Kmail has some very nice features and I’ve been using it for at least 15 years, but the Kmail/PIM package seems to have become cumbersome and buggy.
A major problem is that indexing (I think) can suddenly consume so many system resources that all other work effectively stops. The only way out is to hit the processor power button, restart the system, then login and kill Kmail before it begins indexing again. (Both the baloo indexer and the akonadi indexing agent have priority “very low”.)
This and other problems have been around for years but KDE shows no apparent interest in fixing them.
Possible replacements included in the Leap 15.1 distribution include:
Thunderbird, a possibility but far from perfect, and it supports ‘maildir’ storage.
Trojitá is now a KDE Qt product, which may or may not be a recommendation given Kmail. It’s described as an IMAP client but apparently supports POP3 & SNMP. Storage format?
Evolution - supports maildir storage, but I read somewhere lines are hard-coded to wrap at 72 characters so paragraphs don’t display properly.
GNUMail sounds good, but isn’t in the Leap distribution and doesn’t seem to be actively maintained.
I don’t have the issues you describe and I use full indexing by baloo.
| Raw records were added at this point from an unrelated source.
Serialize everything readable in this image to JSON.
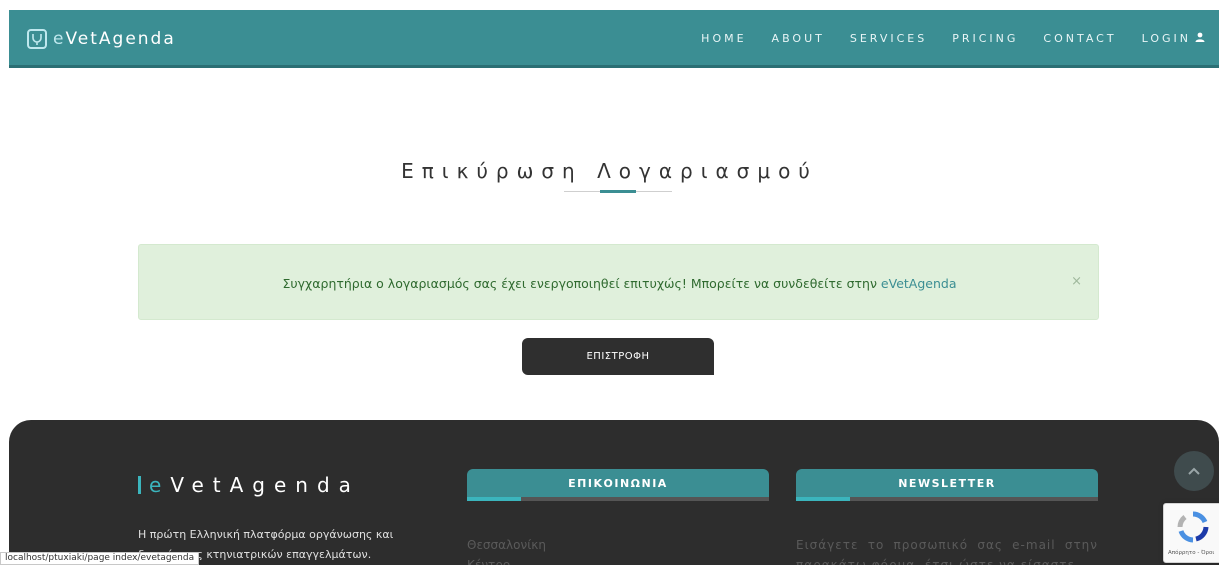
{
  "navbar": {
    "brand_prefix": "e",
    "brand_rest": "VetAgenda",
    "items": [
      {
        "label": "HOME"
      },
      {
        "label": "ABOUT"
      },
      {
        "label": "SERVICES"
      },
      {
        "label": "PRICING"
      },
      {
        "label": "CONTACT"
      },
      {
        "label": "LOGIN"
      }
    ],
    "brand_icon": "stethoscope-icon",
    "login_icon": "user-icon"
  },
  "main": {
    "title": "Επικύρωση Λογαριασμού",
    "alert": {
      "message": "Συγχαρητήρια ο λογαριασμός σας έχει ενεργοποιηθεί επιτυχώς! Μπορείτε να συνδεθείτε στην ",
      "link": "eVetAgenda",
      "close": "×"
    },
    "back_button": "ΕΠΙΣΤΡΟΦΗ"
  },
  "footer": {
    "brand_prefix": "e",
    "brand_rest": "VetAgenda",
    "description": "Η πρώτη Ελληνική πλατφόρμα οργάνωσης και διαχείρισης κτηνιατρικών επαγγελμάτων.",
    "contact": {
      "title": "ΕΠΙΚΟΙΝΩΝΙΑ",
      "lines": [
        "Θεσσαλονίκη",
        "Κέντρο"
      ]
    },
    "newsletter": {
      "title": "NEWSLETTER",
      "text": "Εισάγετε το προσωπικό σας e-mail στην παρακάτω φόρμα, έτσι ώστε να είσαστε"
    }
  },
  "recaptcha": {
    "text": "Απόρρητο - Όροι"
  },
  "statusbar": {
    "url": "localhost/ptuxiaki/page index/evetagenda"
  },
  "colors": {
    "primary": "#3b8e93",
    "dark": "#2d2d2d",
    "alert_bg": "#e0f0dc",
    "alert_text": "#2f6a2f"
  }
}
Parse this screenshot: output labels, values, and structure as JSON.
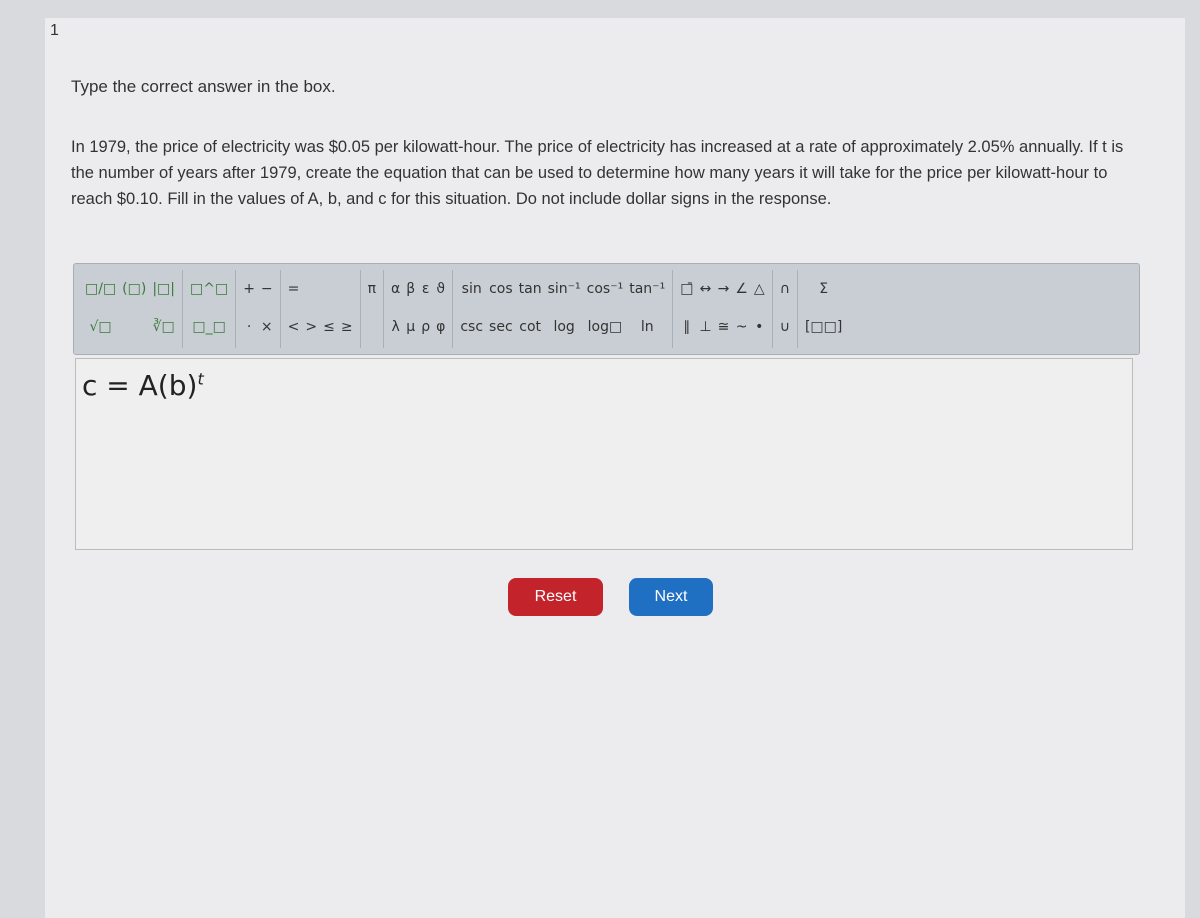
{
  "question_number": "1",
  "instruction": "Type the correct answer in the box.",
  "question": "In 1979, the price of electricity was $0.05 per kilowatt-hour. The price of electricity has increased at a rate of approximately 2.05% annually. If t is the number of years after 1979, create the equation that can be used to determine how many years it will take for the price per kilowatt-hour to reach $0.10. Fill in the values of A, b, and c for this situation. Do not include dollar signs in the response.",
  "toolbar": {
    "groups": [
      {
        "name": "templates",
        "items": [
          "□/□",
          "√□",
          "(□)",
          "",
          "|□|",
          "∛□"
        ],
        "green": true
      },
      {
        "name": "scripts",
        "items": [
          "□^□",
          "□_□"
        ],
        "green": true
      },
      {
        "name": "operators",
        "items": [
          "+",
          "·",
          "−",
          "×"
        ]
      },
      {
        "name": "relations",
        "items": [
          "=",
          "<",
          "",
          ">",
          "",
          "≤",
          "",
          "≥"
        ]
      },
      {
        "name": "pi",
        "items": [
          "π",
          ""
        ]
      },
      {
        "name": "greek",
        "items": [
          "α",
          "λ",
          "β",
          "μ",
          "ε",
          "ρ",
          "ϑ",
          "φ"
        ]
      },
      {
        "name": "trig",
        "items": [
          "sin",
          "csc",
          "cos",
          "sec",
          "tan",
          "cot",
          "sin⁻¹",
          "log",
          "cos⁻¹",
          "log□",
          "tan⁻¹",
          "ln"
        ]
      },
      {
        "name": "geometry",
        "items": [
          "□̄",
          "∥",
          "↔",
          "⊥",
          "→",
          "≅",
          "∠",
          "~",
          "△",
          "•"
        ]
      },
      {
        "name": "sets",
        "items": [
          "∩",
          "∪"
        ]
      },
      {
        "name": "misc",
        "items": [
          "Σ",
          "[□□]"
        ]
      }
    ]
  },
  "answer": {
    "equation": "c = A(b)",
    "exponent": "t"
  },
  "buttons": {
    "reset": "Reset",
    "next": "Next"
  },
  "colors": {
    "reset": "#c3242c",
    "next": "#1f6fc2",
    "symbol_green": "#3a7a3a"
  }
}
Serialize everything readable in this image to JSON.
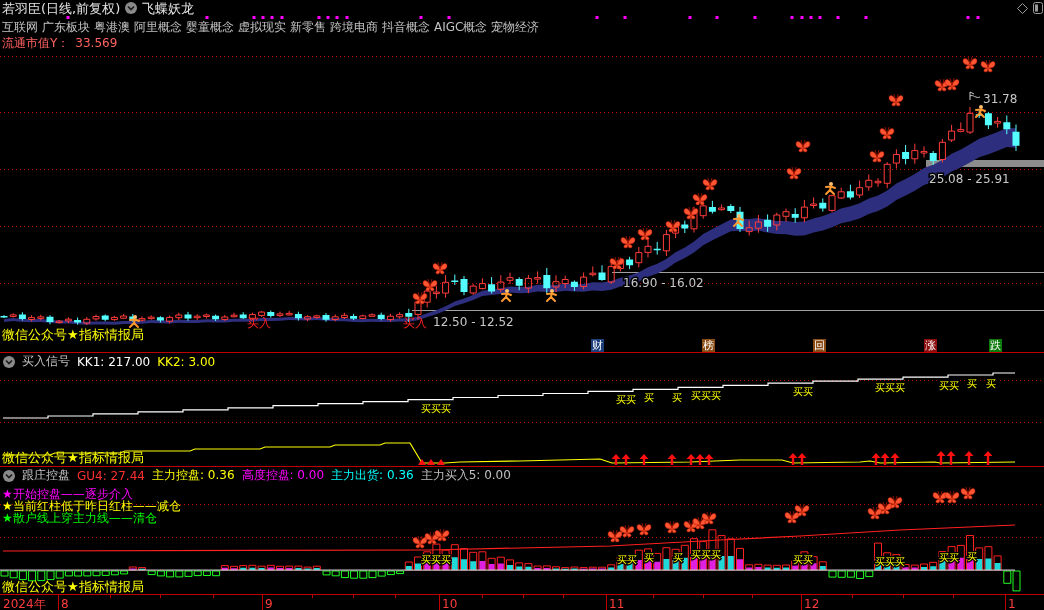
{
  "header": {
    "title": "若羽臣(日线,前复权)",
    "indicator": "飞蝶妖龙"
  },
  "concepts": [
    "互联网",
    "广东板块",
    "粤港澳",
    "阿里概念",
    "婴童概念",
    "虚拟现实",
    "新零售",
    "跨境电商",
    "抖音概念",
    "AIGC概念",
    "宠物经济"
  ],
  "market_cap": {
    "label": "流通市值Y：",
    "value": "33.569"
  },
  "main_chart": {
    "price_labels": [
      {
        "kind": "high",
        "text": "31.78"
      },
      {
        "kind": "range",
        "text": "25.08 - 25.91"
      },
      {
        "kind": "range",
        "text": "16.90 - 16.02"
      },
      {
        "kind": "range",
        "text": "12.50 - 12.52"
      }
    ],
    "signals": [
      "买入",
      "买入"
    ],
    "note": "微信公众号★指标情报局",
    "badges": [
      {
        "text": "财",
        "color": "#1c3f7c"
      },
      {
        "text": "榜",
        "color": "#8a4a14"
      },
      {
        "text": "回",
        "color": "#8a4a14"
      },
      {
        "text": "涨",
        "color": "#8b0d0d"
      },
      {
        "text": "跌",
        "color": "#0c7a0c"
      }
    ]
  },
  "buy_signal_panel": {
    "title": "买入信号",
    "values": [
      {
        "text": "KK1: 217.00",
        "color": "#ffffff"
      },
      {
        "text": "KK2: 3.00",
        "color": "#ffff00"
      }
    ],
    "signals": [
      "买买买",
      "买买",
      "买",
      "买",
      "买买买",
      "买买",
      "买买买",
      "买买",
      "买",
      "买"
    ],
    "note": "微信公众号★指标情报局"
  },
  "control_panel": {
    "title": "跟庄控盘",
    "values": [
      {
        "text": "GU4: 27.44",
        "color": "#ff3030"
      },
      {
        "text": "主力控盘: 0.36",
        "color": "#ffff00"
      },
      {
        "text": "高度控盘: 0.00",
        "color": "#ff00ff"
      },
      {
        "text": "主力出货: 0.36",
        "color": "#00ffff"
      },
      {
        "text": "主力买入5: 0.00",
        "color": "#c0c0c0"
      }
    ],
    "legend": [
      {
        "text": "★开始控盘——逐步介入",
        "color": "#ff00ff"
      },
      {
        "text": "★当前红柱低于昨日红柱——减仓",
        "color": "#ffff00"
      },
      {
        "text": "★散户线上穿主力线——清仓",
        "color": "#00ff00"
      }
    ],
    "signals": [
      "买买买",
      "买买",
      "买",
      "买",
      "买买买",
      "买买",
      "买买买",
      "买买",
      "买"
    ],
    "note": "微信公众号★指标情报局"
  },
  "x_axis": {
    "year": "2024年",
    "months": [
      "8",
      "9",
      "10",
      "11",
      "12",
      "1"
    ]
  }
}
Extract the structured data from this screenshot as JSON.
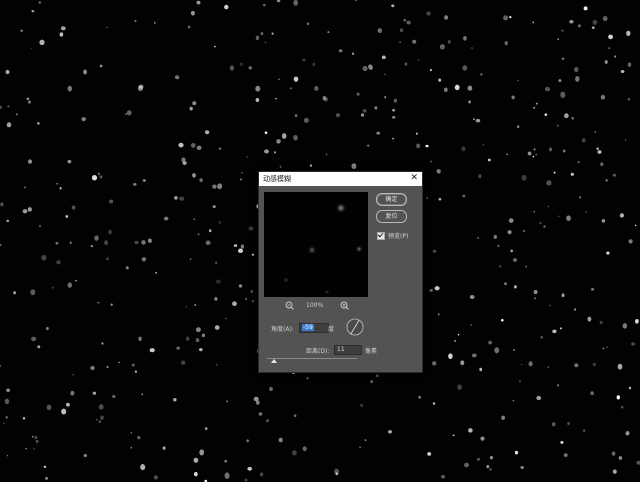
{
  "dialog": {
    "title": "动感模糊",
    "close_glyph": "✕",
    "ok_label": "确定",
    "reset_label": "复位",
    "preview_label": "预览(P)",
    "preview_checked": true,
    "zoom_percent": "100%",
    "angle_label": "角度(A):",
    "angle_value": "-59",
    "angle_unit": "度",
    "distance_label": "距离(D):",
    "distance_value": "11",
    "distance_unit": "像素"
  },
  "colors": {
    "dialog_bg": "#535353",
    "titlebar_bg": "#ffffff",
    "canvas_bg": "#020202",
    "selection": "#3a7bd5"
  },
  "icons": {
    "zoom_out": "zoom-out-icon",
    "zoom_in": "zoom-in-icon",
    "close": "close-icon",
    "angle_dial": "angle-dial-icon"
  }
}
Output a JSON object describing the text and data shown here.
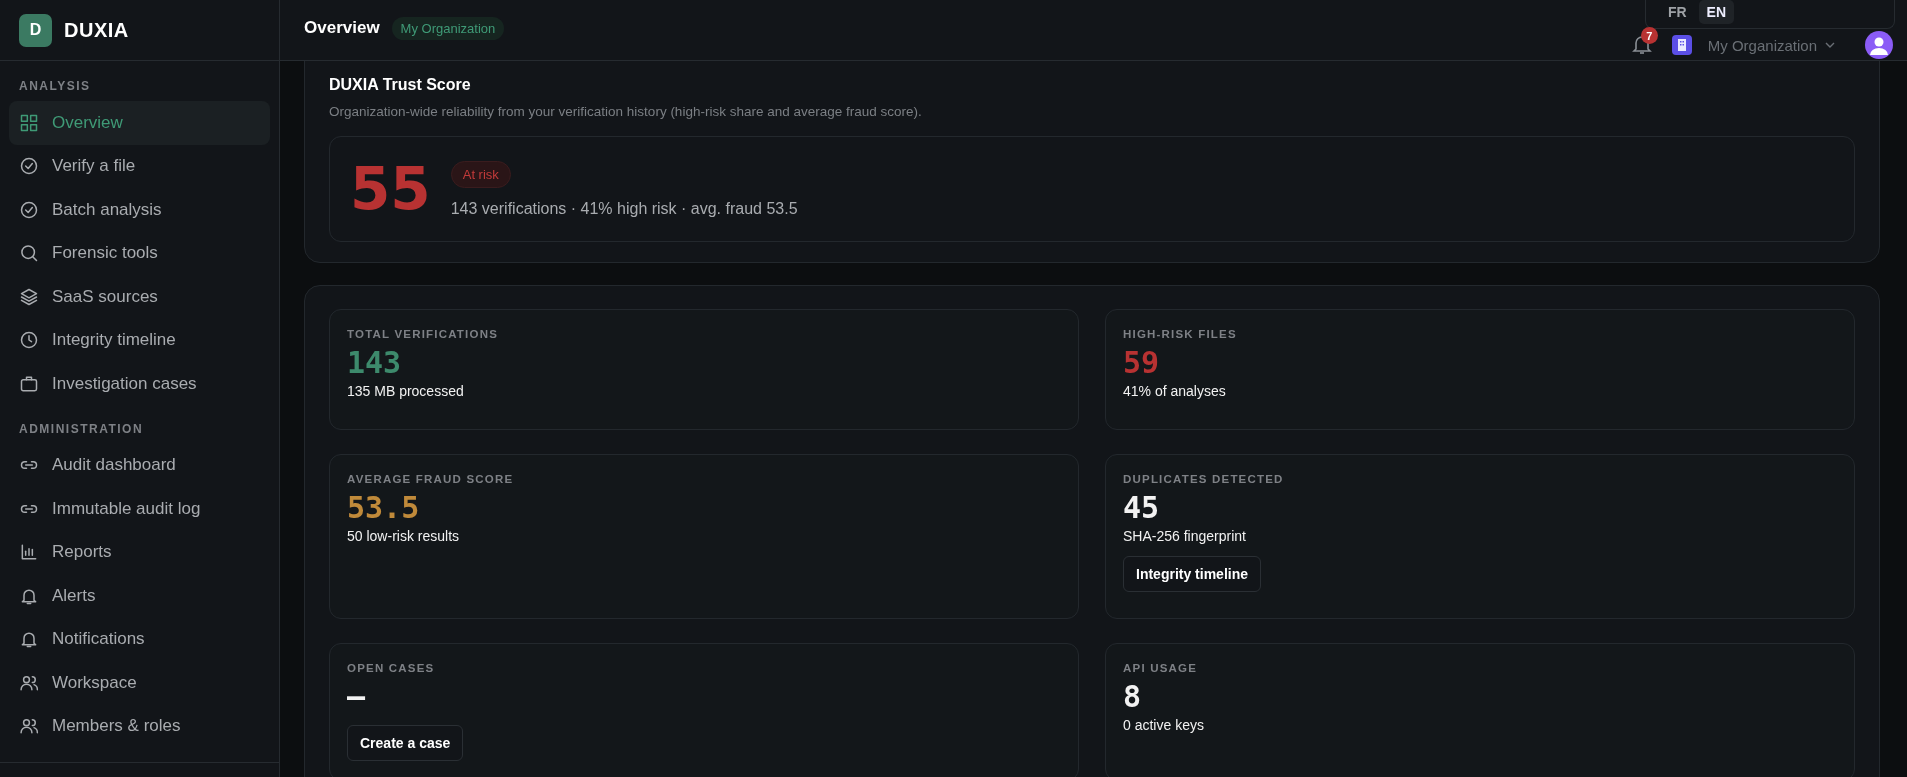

But I have seen some reports here, mostly fixed by stopping baloo
balooctl stop
then
rm -rf ~/.local/share/baloo
to remove the current baloo database and then
balooctl start
to create a new one. This ( when I tested it ) does take some resources in the beginning, but IIRC users reported that fixed it.
FWIW I’ve been a heavy user of Kontact for both work and private stuff, the only non default I have is that I’m using a postgresql database instead of a mysql/mariadb one. Talking about 12 accounts, ~200.000 emails, lots of filters.
+1 for Thunderbird. It is actually quite near to perfect, at least for me With addons it is really powerful and I use it 10+ years on linux&windows. Shame, that mozilla does everything possible to annoy users lately, but it is still a good thing. I don’t want to get into the long list of annoyances, but mostly I mind dropped support for old extensions. What function exactly are you expecting? TB can really use maildir storage, but I don’t use it.
In the 15 years I have been using it, Kmail has had its ups and downs but there have been a lot of improvements recently - so it is currently being improved. For a while I moved to Evolution but then came back to Kmail because Evolution did not have the other features of Kontact which I value. I use Thunderbird on my laptops because I am less interested in the other features of Kontact on those.
I installed KDE on a laptop used by an elderly gentleman who never deletes anything and Kmail manages the thousands of old emails he has without any problems.
Many thanks Knurpht, john_hudson, and pruda for your comments.
The PIM address-book is certainly good. But another Kmail problem is that filtering doesn’t always start reliably; the solution described by someone elsewhere here is to start & stop the filter-configuration utility.
I’ve never been clear on the status of ‘baloo’. According to openSUSE Software
**“**Baloo is a framework for searching and managing metadata. There is no official package available for openSUSE Leap 15.1”
However Yast lists it as required by Dolphin, Gwenview, Kinfocentre, Plasma5-desktop, and Plasma5-workspace, all of which sounds fairly official to me.
I’ll remember your suggestion to recreate the database, but the resources issue I mentioned does seem to be associated with Kmail.
As an experiment, I migrated 1.3Gb of emails, with many folders, to Thunderbird in ‘maildir’ mode (and writing BASH scripts is not one of my core skills). The Leap 15.1 distribution of Thunderbird seems to work well, and the ‘Enigmail’ & ‘ImportExportTools’ plugins also work. T’bird supports PEP email privacy, which is interesting. However the Vcard format used by PIM isn’t entirely compatible with T’bird’s default Vcard support.
I believe Thunderbird isn’t part of the Mozilla empire now, and is maintained independently.
Kmail/PIM has so many good features, if only it worked well… I wonder whether the whole PIM suite would be better if it were split up in a more modular fashion?
I also wonder about Trojitá, which is now a KDE Qt product, and where it fits into the KDE strategy.